In the given figure, AB || EF || DC; AB = 67.5 cm, DC = 40.5 cm and AE = 52.5 cm.

(i) Name the three pairs of similar triangles.

(ii) Find the length of EC and EF.

(i) The three pairs of similar triangle are :

In △BEF and △BDC

⇒ ∠FBE = ∠CBD [Common angle]

⇒ ∠BFE = ∠BCD [Corresponding angles are equal]

∴ △BEF ~ △BDC [By AA]

In △CEF and △CAB

⇒ ∠FCE = ∠BCA [Common angle]

⇒ ∠CFE = ∠CBA [Corresponding angles are equal]

∴ △CEF ~ △CAB [By AA]

In △ABE and △CDE

⇒ ∠AEB = ∠CED [Vertically opposite angles are equal]
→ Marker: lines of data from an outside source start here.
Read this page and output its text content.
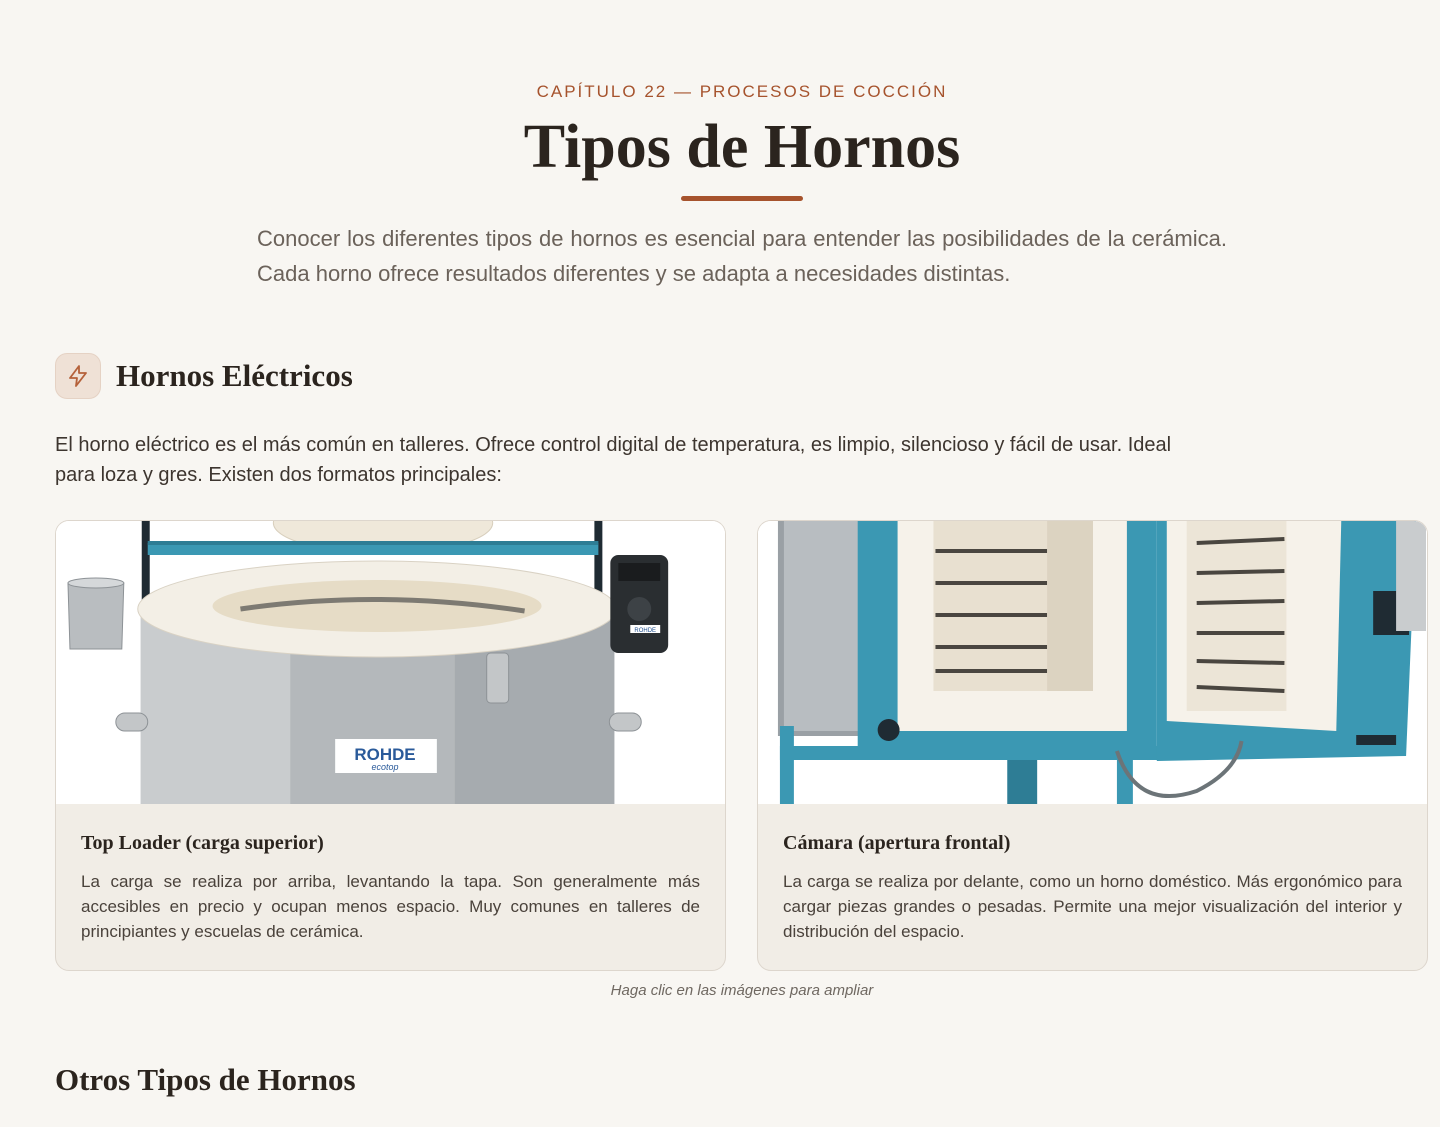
CAPÍTULO 22 — PROCESOS DE COCCIÓN
Tipos de Hornos

Conocer los diferentes tipos de hornos es esencial para entender las posibilidades de la cerámica. Cada horno ofrece resultados diferentes y se adapta a necesidades distintas.

Hornos Eléctricos

El horno eléctrico es el más común en talleres. Ofrece control digital de temperatura, es limpio, silencioso y fácil de usar. Ideal para loza y gres. Existen dos formatos principales:

ROHDE
ROHDE
ecotop
Top Loader (carga superior)

La carga se realiza por arriba, levantando la tapa. Son generalmente más accesibles en precio y ocupan menos espacio. Muy comunes en talleres de principiantes y escuelas de cerámica.

Cámara (apertura frontal)

La carga se realiza por delante, como un horno doméstico. Más ergonómico para cargar piezas grandes o pesadas. Permite una mejor visualización del interior y distribución del espacio.

Haga clic en las imágenes para ampliar
Otros Tipos de Hornos
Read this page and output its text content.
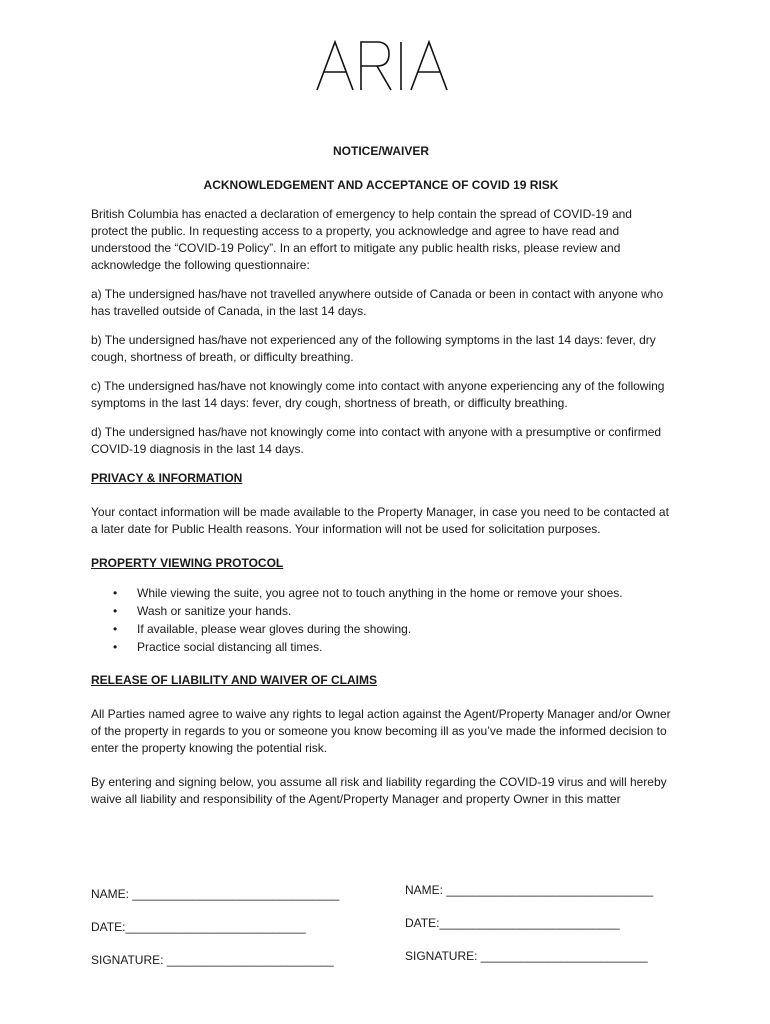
NOTICE/WAIVER
ACKNOWLEDGEMENT AND ACCEPTANCE OF COVID 19 RISK

British Columbia has enacted a declaration of emergency to help contain the spread of COVID-19 and protect the public. In requesting access to a property, you acknowledge and agree to have read and understood the “COVID-19 Policy”. In an effort to mitigate any public health risks, please review and acknowledge the following questionnaire:

a) The undersigned has/have not travelled anywhere outside of Canada or been in contact with anyone who has travelled outside of Canada, in the last 14 days.

b) The undersigned has/have not experienced any of the following symptoms in the last 14 days: fever, dry cough, shortness of breath, or difficulty breathing.

c) The undersigned has/have not knowingly come into contact with anyone experiencing any of the following symptoms in the last 14 days: fever, dry cough, shortness of breath, or difficulty breathing.

d) The undersigned has/have not knowingly come into contact with anyone with a presumptive or confirmed COVID-19 diagnosis in the last 14 days.

PRIVACY & INFORMATION

Your contact information will be made available to the Property Manager, in case you need to be contacted at a later date for Public Health reasons. Your information will not be used for solicitation purposes.

PROPERTY VIEWING PROTOCOL
• While viewing the suite, you agree not to touch anything in the home or remove your shoes.
• Wash or sanitize your hands.
• If available, please wear gloves during the showing.
• Practice social distancing all times.
RELEASE OF LIABILITY AND WAIVER OF CLAIMS

All Parties named agree to waive any rights to legal action against the Agent/Property Manager and/or Owner of the property in regards to you or someone you know becoming ill as you’ve made the informed decision to enter the property knowing the potential risk.

By entering and signing below, you assume all risk and liability regarding the COVID-19 virus and will hereby waive all liability and responsibility of the Agent/Property Manager and property Owner in this matter

NAME: _______________________________	NAME: _______________________________
DATE:___________________________	DATE:___________________________
SIGNATURE: _________________________	SIGNATURE: _________________________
⇒ ∠BAE = ∠ECD [Alternate angles are equal]

∴ △ABE ~ △CDE [By AA]

(ii) Since, △ABE and △CDE are similar,

$\therefore \dfrac{AB}{CD} = \dfrac{AE}{CE} \\[1em] \Rightarrow \dfrac{67.5}{40.5} = \dfrac{52.5}{CE} \\[1em] \Rightarrow CE = \dfrac{40.5 \times 52.5}{67.5} \\[1em] \Rightarrow CE = 31.5 \text{ cm}.$

Since, △CEF and △CAB are similar,

$\therefore \dfrac{CE}{CA} = \dfrac{EF}{AB} \\[1em] \Rightarrow \dfrac{31.5}{CE + AE} = \dfrac{EF}{67.5} \\[1em] \Rightarrow \dfrac{31.5}{31.5 + 52.5} = \dfrac{EF}{67.5} \\[1em] \Rightarrow EF = \dfrac{31.5 \times 67.5}{84} \\[1em] \Rightarrow EF = \dfrac{2126.25}{84} \\[1em] \Rightarrow EF = 25\dfrac{5}{16}\text{ cm}.$

Hence, CE = 31.5 cm and EF = $25\dfrac{5}{16}$ cm.